Bla, bla, bla

Autant dans les salles de spectacles que dans les magazines et les blogues, la formation indie rock montréalaise Land Of Talk trouve le moyen de faire parler d’elle.

C’est une rengaine quasi éculée : une bande de musiciens provenant des quatre coins du pays se retrouvent à Montréal, y trimballent leurs instruments de Mont-Royal à Saint-Laurent, se font remarquer par les médias alternatifs locaux puis internationaux. Au même moment que la Mecque de la gent hipster Pitchfork Media parle d’eux, une influente étiquette « indie» cogne à leur porte tandis qu’une avalanche de « friends requests» inondent leur page MySpace. Histoire de fausser les cartes, le trio Land Of Talk, lui, allait maximiser les concerts à New York plutôt que de se produire ad nauseam au Barfly, Green Room et autres petits bars de l’île. En entrevue avec le magazine Paste, la chanteuse et guitariste Liz Powell confiait que sa formation avait probablement offert que quatre prestations dans leur ville d’adoption au cours de l’année dernière alors que L.O.T. a traversé les douanes une bonne quinzaine de fois pour jouer dans la Grosse Pomme.

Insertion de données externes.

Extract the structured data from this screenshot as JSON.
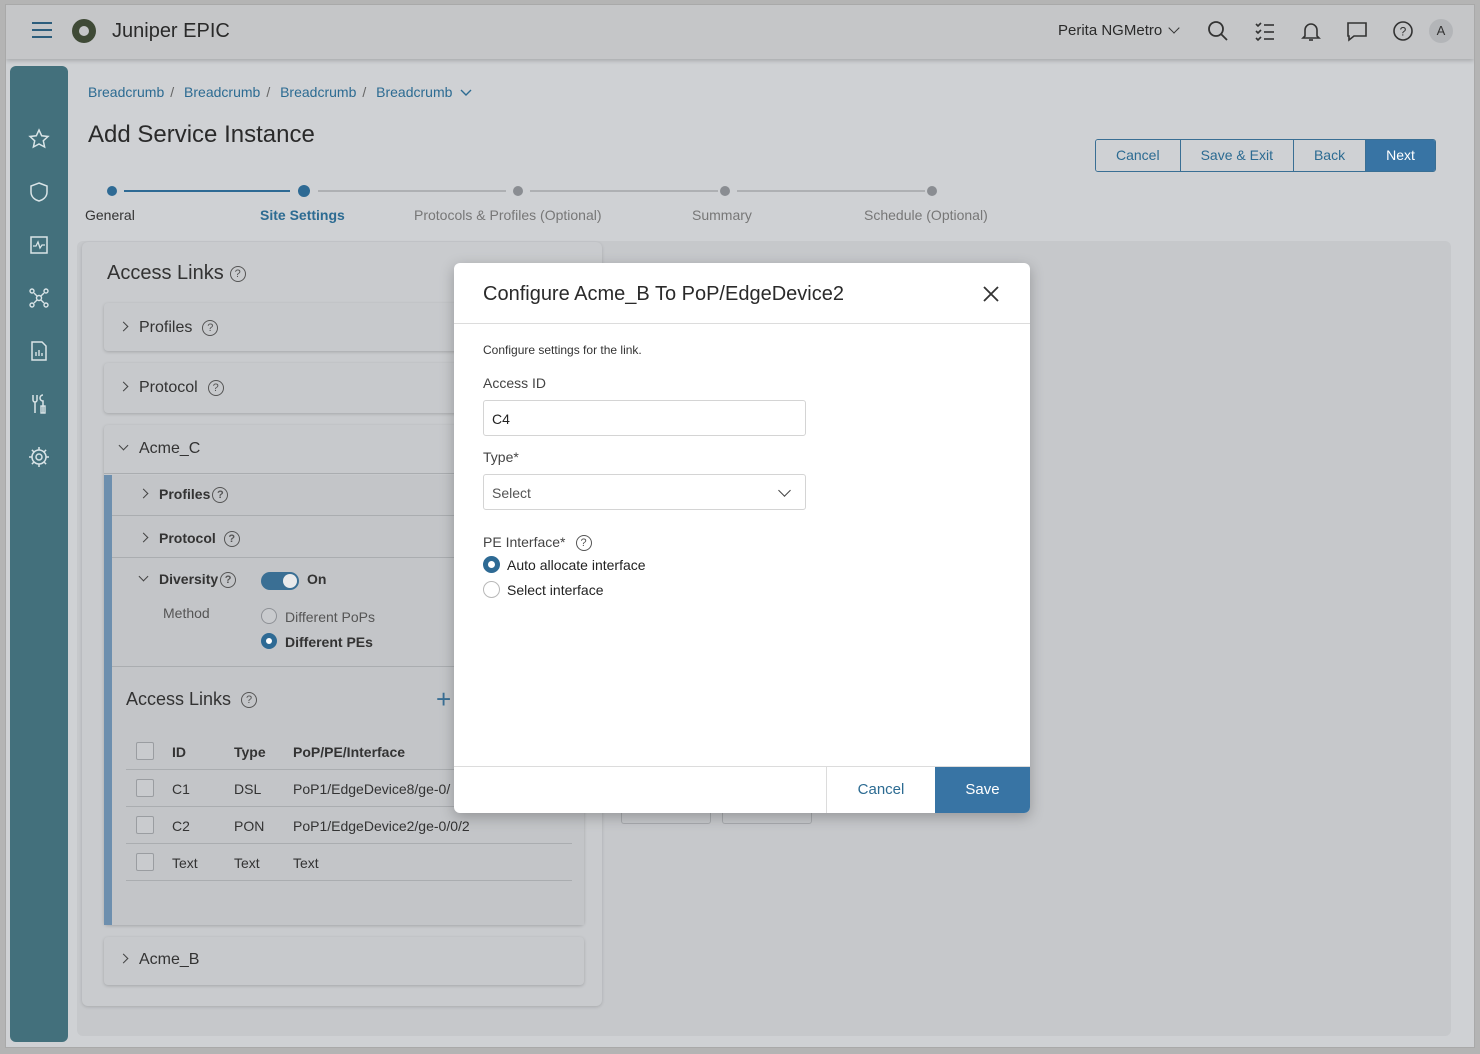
{
  "header": {
    "app_title": "Juniper EPIC",
    "org_name": "Perita NGMetro",
    "avatar_initial": "A"
  },
  "breadcrumbs": [
    "Breadcrumb",
    "Breadcrumb",
    "Breadcrumb",
    "Breadcrumb"
  ],
  "page": {
    "title": "Add Service Instance",
    "buttons": {
      "cancel": "Cancel",
      "save_exit": "Save & Exit",
      "back": "Back",
      "next": "Next"
    }
  },
  "stepper": {
    "steps": [
      "General",
      "Site Settings",
      "Protocols & Profiles (Optional)",
      "Summary",
      "Schedule (Optional)"
    ],
    "active_index": 1
  },
  "left_panel": {
    "heading": "Access Links",
    "sections": {
      "profiles": "Profiles",
      "protocol": "Protocol"
    },
    "acme_c": {
      "name": "Acme_C",
      "profiles": "Profiles",
      "protocol": "Protocol",
      "diversity": "Diversity",
      "diversity_state": "On",
      "method_label": "Method",
      "methods": [
        "Different PoPs",
        "Different PEs"
      ],
      "selected_method": "Different PEs",
      "access_links_heading": "Access Links",
      "table": {
        "columns": [
          "ID",
          "Type",
          "PoP/PE/Interface"
        ],
        "rows": [
          {
            "id": "C1",
            "type": "DSL",
            "interface": "PoP1/EdgeDevice8/ge-0/"
          },
          {
            "id": "C2",
            "type": "PON",
            "interface": "PoP1/EdgeDevice2/ge-0/0/2"
          },
          {
            "id": "Text",
            "type": "Text",
            "interface": "Text"
          }
        ]
      }
    },
    "acme_b": {
      "name": "Acme_B"
    }
  },
  "modal": {
    "title": "Configure Acme_B To PoP/EdgeDevice2",
    "description": "Configure settings for the link.",
    "access_id_label": "Access ID",
    "access_id_value": "C4",
    "type_label": "Type*",
    "type_value": "Select",
    "pe_interface_label": "PE Interface*",
    "pe_options": [
      "Auto allocate interface",
      "Select interface"
    ],
    "pe_selected": "Auto allocate interface",
    "cancel_label": "Cancel",
    "save_label": "Save"
  },
  "colors": {
    "accent": "#3874a4",
    "sidebar": "#43707c",
    "link": "#2c6b92"
  },
  "icons": [
    "menu-icon",
    "brand-logo-icon",
    "chevron-down-icon",
    "search-icon",
    "checklist-icon",
    "bell-icon",
    "chat-icon",
    "help-icon",
    "star-icon",
    "shield-icon",
    "monitor-icon",
    "topology-icon",
    "report-icon",
    "tools-icon",
    "gear-icon",
    "close-icon",
    "plus-icon"
  ]
}
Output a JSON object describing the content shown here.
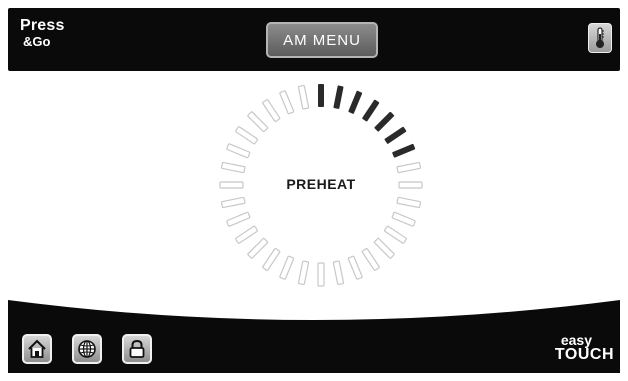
{
  "header": {
    "brand_line1": "Press",
    "brand_line2": "&Go",
    "menu_button_label": "AM MENU",
    "settings_icon": "thermometer-icon"
  },
  "main": {
    "status_label": "PREHEAT",
    "progress": {
      "segments_total": 32,
      "segments_filled": 7
    }
  },
  "footer": {
    "buttons": [
      {
        "icon": "home-icon"
      },
      {
        "icon": "globe-icon"
      },
      {
        "icon": "lock-icon"
      }
    ],
    "logo_line1": "easy",
    "logo_line2": "TOUCH"
  },
  "colors": {
    "bar_background": "#0a0a0a",
    "segment_filled": "#2a2a2a",
    "segment_empty_stroke": "#c8c8c8",
    "button_face": "#a0a0a0"
  }
}
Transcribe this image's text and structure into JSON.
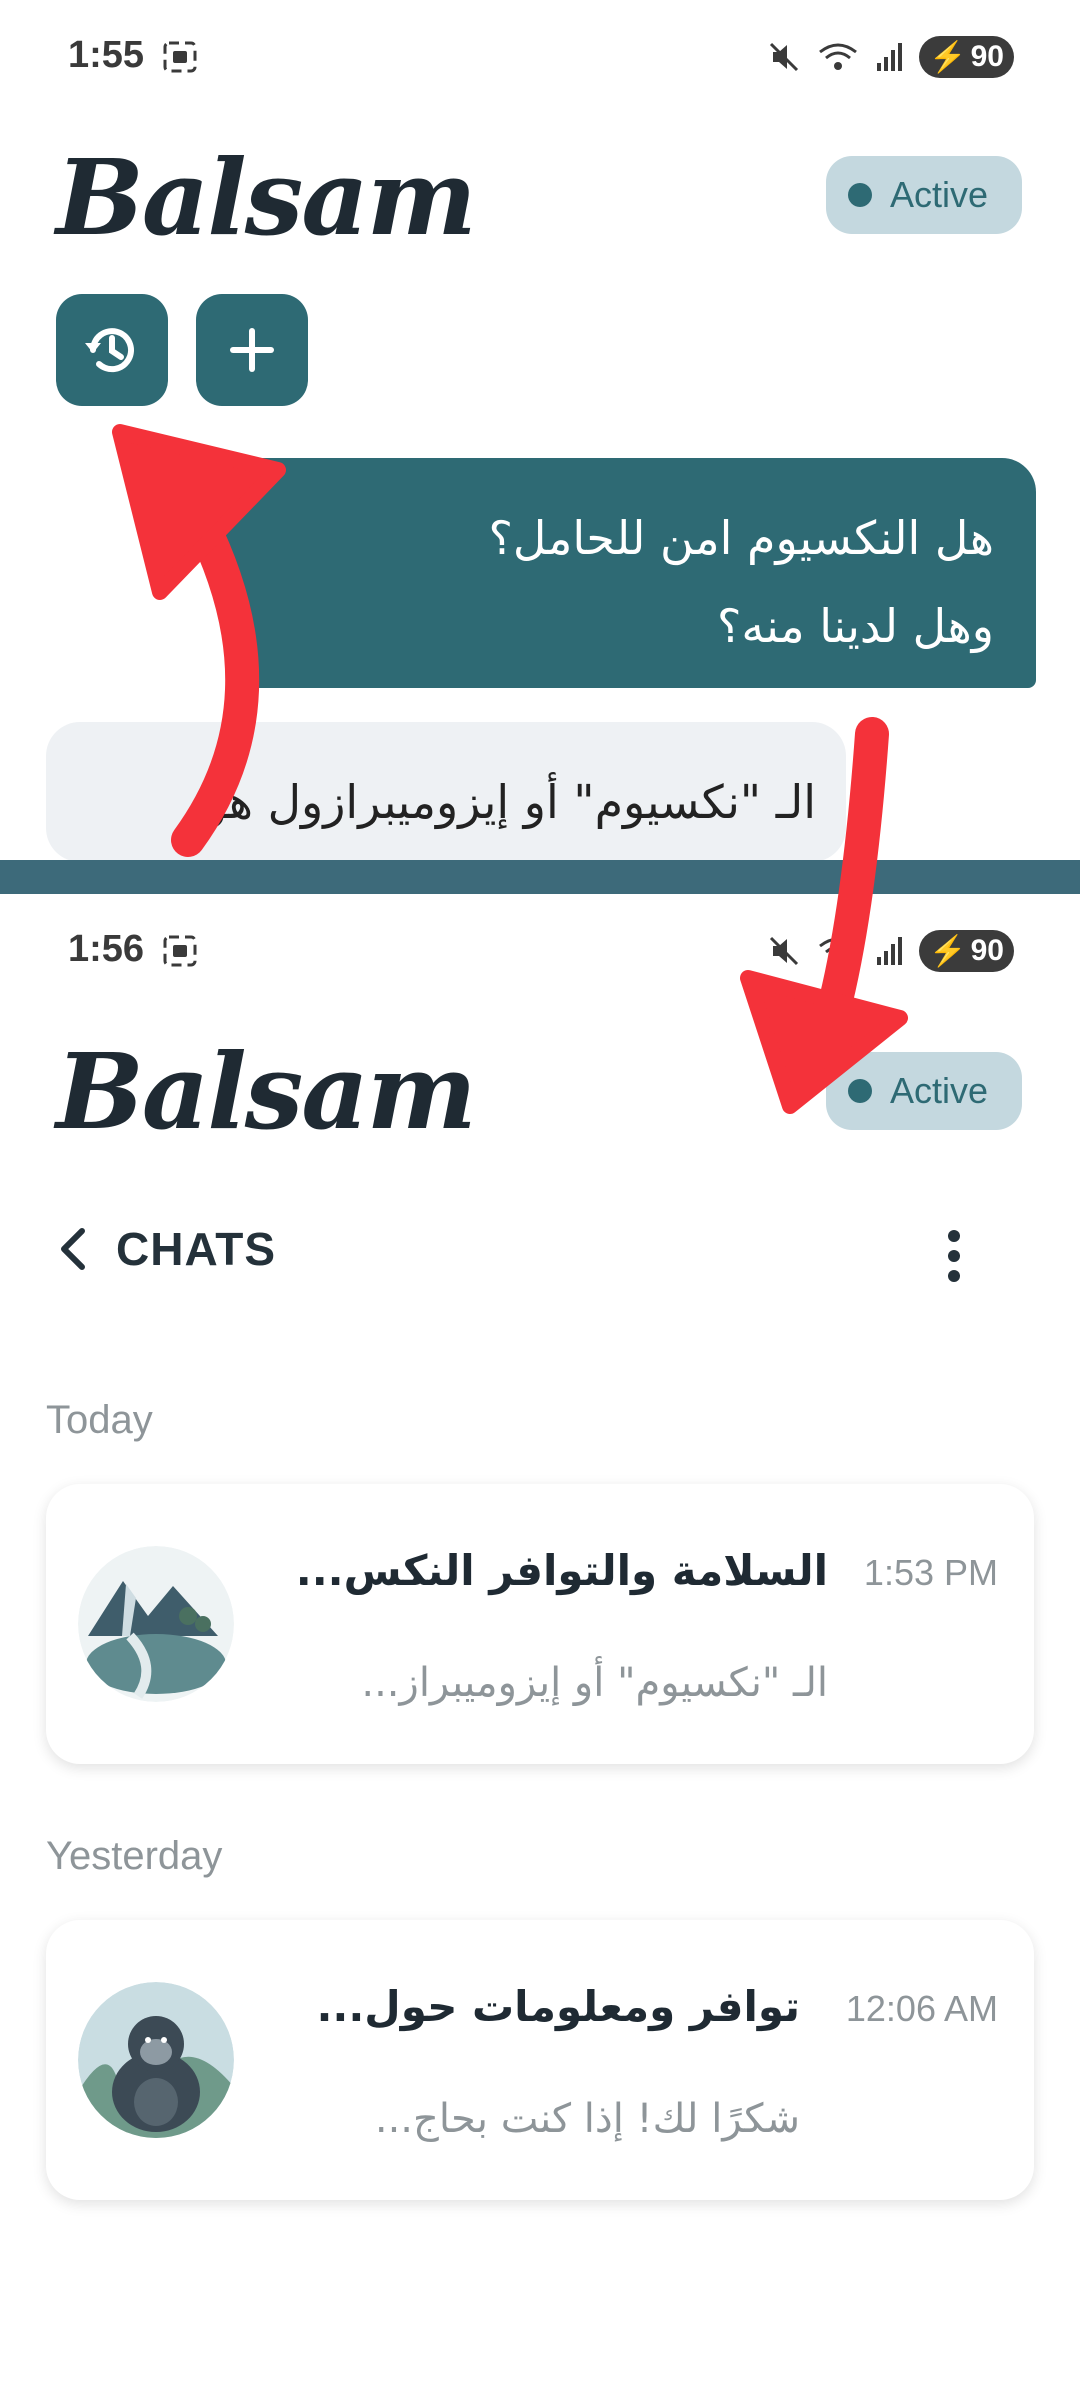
{
  "top": {
    "status": {
      "time": "1:55",
      "battery": "90"
    },
    "brand": "Balsam",
    "active_label": "Active",
    "user_message_line1": "هل النكسيوم امن للحامل؟",
    "user_message_line2": "وهل لدينا منه؟",
    "bot_message_partial": "الـ \"نكسيوم\" أو إيزوميبرازول هو"
  },
  "bottom": {
    "status": {
      "time": "1:56",
      "battery": "90"
    },
    "brand": "Balsam",
    "active_label": "Active",
    "chats_title": "CHATS",
    "sections": [
      {
        "label": "Today",
        "chat": {
          "title": "السلامة والتوافر النكس...",
          "time": "1:53 PM",
          "snippet": "الـ \"نكسيوم\" أو إيزوميبراز..."
        }
      },
      {
        "label": "Yesterday",
        "chat": {
          "title": "توافر ومعلومات حول...",
          "time": "12:06 AM",
          "snippet": "شكرًا لك! إذا كنت بحاج..."
        }
      }
    ]
  },
  "icons": {
    "history": "history-icon",
    "plus": "plus-icon",
    "back": "chevron-left-icon",
    "menu": "more-vertical-icon",
    "mute": "mute-icon",
    "wifi": "wifi-icon",
    "signal": "signal-icon",
    "screen": "screen-record-icon"
  },
  "colors": {
    "accent": "#2e6a74",
    "pill_bg": "#c4d8df",
    "divider": "#3d6a7a",
    "annotation_arrow": "#f4323a"
  }
}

« Il ne faut pas voir une forme de “désaveu” dans ce choix de se produire ailleurs plus souvent qu’ici. » justifient toutefois le bassiste Chris McCarron et le percussionniste Bucky Wheaton. « Et ce n’est pas parce qu’on fait de plus en plus de shows à NYC qu’on a un quelconque “nouveau statut”. J’veux dire, notre prochain concert sera au Friendship Cove [le KG du projet Think About Life se dédoublant comme un studio et une salle de spectacle intimiste], quand même! De plus, les trois compères gardent d’étroits liens avec cette fameuse « scène montréalaise ». Alors que Powell a déjà cohabité avec Richard Perry et Sarah Neufeld (membres d’un petit orchestre surnommé Arcade Fire, vous devriez “googler” ça, c’est sympa comme zizique), Weathon a collaboré par le passé avec un mec de The Stills dans un… “jazz-band”!? “On a participé — moi et Liam leur claviériste — à ce projet jazz qui “jammait” environ une fois par semaine dans un bar de Montréal! Y’ a Lizz aussi qui a chanté sur une pièce de leur plus récent album qui a finalement été coupée du ‘line up’ final. » Avec ces liens à des groupes aussi connus des médias internationaux, on allait rapidement étiqueter L.O.T. de ‘buzz band typiquement montréalais’, un titre pompeux qui ne colle pas trop au cheminement de ses collègues selon McCarron. ‘Bien qu’on apprécie l’attention, on se demande bien ce que ça veut dire. Est-ce qu’on doit sonner d’une certaine manière? Est-ce que Montréal est maintenant un style musical? C’est sûr que c’est flatteur, mais j’ai l’impression que ça n’a pas vraiment de sens précis.’ Comme si cette grande présence à l’extérieur si tôt dans leur carrière n’était pas assez pour fausser les données, la source même du ‘hype’ entourant Land Of Talk est aussi déstabilisante pour la vieille garde : le blogue Brooklyn Vegan.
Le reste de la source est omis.